NTID’S New Center On Access Technology Wins NSF Grant

The National Technical Institute for the Deaf’s new Center for Access Technology, created to promote research and development related to using technology to educate deaf and hard-of-hearing students, announced its inaugural research grant—a three-year, $262,000 award from the National Science Foundation. The grant will be used to study the educational potential of real-time captioning systems and methods of displaying multiple sources of information in a classroom setting.

The project will evaluate the C-Print real-time captioning system, the Computer-Assisted Realtime Translation (CART) system, and an automatic speech recognition system for effectiveness and cost efficiency in an educational environment. Researchers will work with deaf and hard-of-hearing students enrolled in baccalaureate programs at Rochester Institute of Technology to test the systems under controlled lecture-venue conditions.

These systems will be compared for accuracy in rendering the lecturer’s narrative, students’ comprehension of lecture content, and ease of use and deployment from both the students’ and lecturers’ points of view. Additionally, the project will develop and evaluate display systems capable of presenting a unified view of multiple inputs (instructor, PowerPoint, interpreter, captions) and levels of information, for ease of comprehension in the classroom. Results from this study will also benefit students for whom English is a second language and students with special needs.

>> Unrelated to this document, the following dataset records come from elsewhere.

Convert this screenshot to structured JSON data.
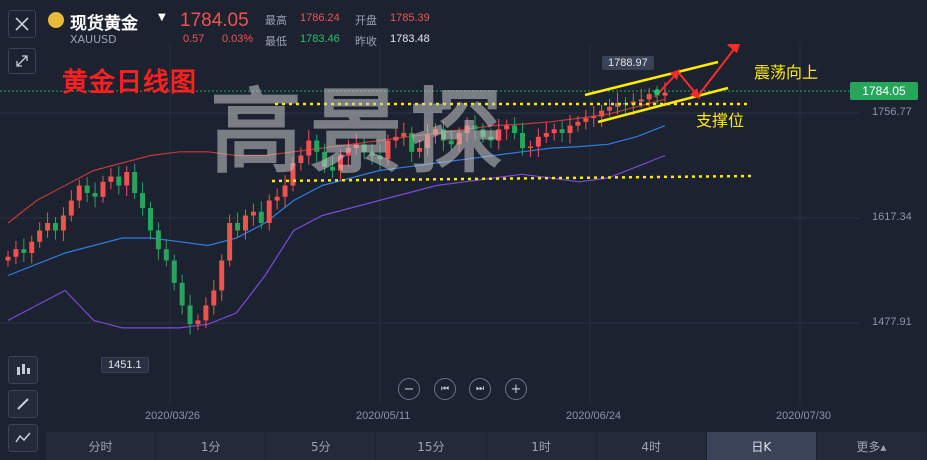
{
  "header": {
    "symbol_name": "现货黄金",
    "symbol_code": "XAUUSD",
    "last_price": "1784.05",
    "change": "0.57",
    "change_pct": "0.03%",
    "high_label": "最高",
    "high_value": "1786.24",
    "open_label": "开盘",
    "open_value": "1785.39",
    "low_label": "最低",
    "low_value": "1783.46",
    "prev_close_label": "昨收",
    "prev_close_value": "1783.48"
  },
  "overlay": {
    "chart_title": "黄金日线图",
    "watermark": "高景探",
    "annotation_up": "震荡向上",
    "annotation_support": "支撑位"
  },
  "price_axis": {
    "current_price": "1784.05",
    "ticks": [
      "1756.77",
      "1617.34",
      "1477.91"
    ]
  },
  "markers": {
    "high_marker": "1788.97",
    "low_marker": "1451.1"
  },
  "date_axis": [
    "2020/03/26",
    "2020/05/11",
    "2020/06/24",
    "2020/07/30"
  ],
  "timeframes": [
    "分时",
    "1分",
    "5分",
    "15分",
    "1时",
    "4时",
    "日K",
    "更多▴"
  ],
  "active_timeframe": "日K",
  "colors": {
    "up": "#ef5350",
    "down": "#26a65b",
    "boll_upper": "#c0393b",
    "boll_mid": "#2f7de1",
    "boll_lower": "#7a4ad8",
    "annotation_yellow": "#ffeb00",
    "title_red": "#ff2020"
  },
  "chart_data": {
    "type": "candlestick",
    "x_start": "2020-02-12",
    "x_end": "2020-08-07",
    "y_axis_ticks": [
      1756.77,
      1617.34,
      1477.91
    ],
    "low_marker": 1451.1,
    "high_marker": 1788.97,
    "current_price": 1784.05,
    "series": [
      {
        "name": "candles",
        "close": [
          1565,
          1575,
          1570,
          1585,
          1600,
          1610,
          1600,
          1620,
          1640,
          1660,
          1650,
          1645,
          1665,
          1672,
          1660,
          1678,
          1650,
          1630,
          1600,
          1575,
          1560,
          1530,
          1500,
          1475,
          1480,
          1500,
          1520,
          1560,
          1610,
          1600,
          1620,
          1625,
          1610,
          1640,
          1645,
          1660,
          1690,
          1700,
          1720,
          1705,
          1685,
          1680,
          1700,
          1710,
          1715,
          1705,
          1700,
          1695,
          1720,
          1725,
          1730,
          1705,
          1710,
          1728,
          1735,
          1720,
          1715,
          1730,
          1740,
          1735,
          1725,
          1720,
          1735,
          1740,
          1730,
          1710,
          1712,
          1725,
          1730,
          1735,
          1730,
          1740,
          1745,
          1750,
          1752,
          1760,
          1765,
          1770,
          1768,
          1772,
          1775,
          1782,
          1780,
          1784
        ]
      },
      {
        "name": "boll_upper",
        "values": [
          1610,
          1640,
          1660,
          1680,
          1690,
          1700,
          1705,
          1705,
          1700,
          1700,
          1705,
          1710,
          1715,
          1720,
          1725,
          1730,
          1735,
          1740,
          1742,
          1745,
          1750,
          1755,
          1765,
          1775
        ]
      },
      {
        "name": "boll_mid",
        "values": [
          1540,
          1555,
          1570,
          1580,
          1590,
          1590,
          1585,
          1580,
          1590,
          1610,
          1640,
          1660,
          1670,
          1680,
          1685,
          1690,
          1695,
          1700,
          1705,
          1710,
          1712,
          1715,
          1725,
          1740
        ]
      },
      {
        "name": "boll_lower",
        "values": [
          1480,
          1500,
          1520,
          1480,
          1470,
          1470,
          1470,
          1475,
          1490,
          1540,
          1600,
          1620,
          1630,
          1640,
          1650,
          1660,
          1665,
          1670,
          1675,
          1670,
          1665,
          1670,
          1685,
          1700
        ]
      }
    ]
  }
}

Speech to Text Systems: Comparative Analysis of Text Generation and Display Methods will be led by Dr. Peter Lalley, principal investigator, who will work with investigators Catherine Beaton and Jonathan Schull of RIT’s Golisano College of Computing and Information Sciences.

The NTID Center for Access Technology is a national collaborative research effort between RIT, other universities, industry, and professional organizations, to explore ways to increase access to education for those who are deaf or hard of hearing. The center aims to develop technological solutions to give students greater independence and to find ways to use and adapt innovative technologies to educational and other settings.

NTID is the first and largest technological college in the world for deaf and hard-of-hearing students. One of eight colleges of RIT, NTID offers educational programs and access and support services to the 1,100 deaf and hard-of-hearing students from around the world who study, live, and socialize with 14,400 hearing students on RIT’s Rochester, N.Y., campus.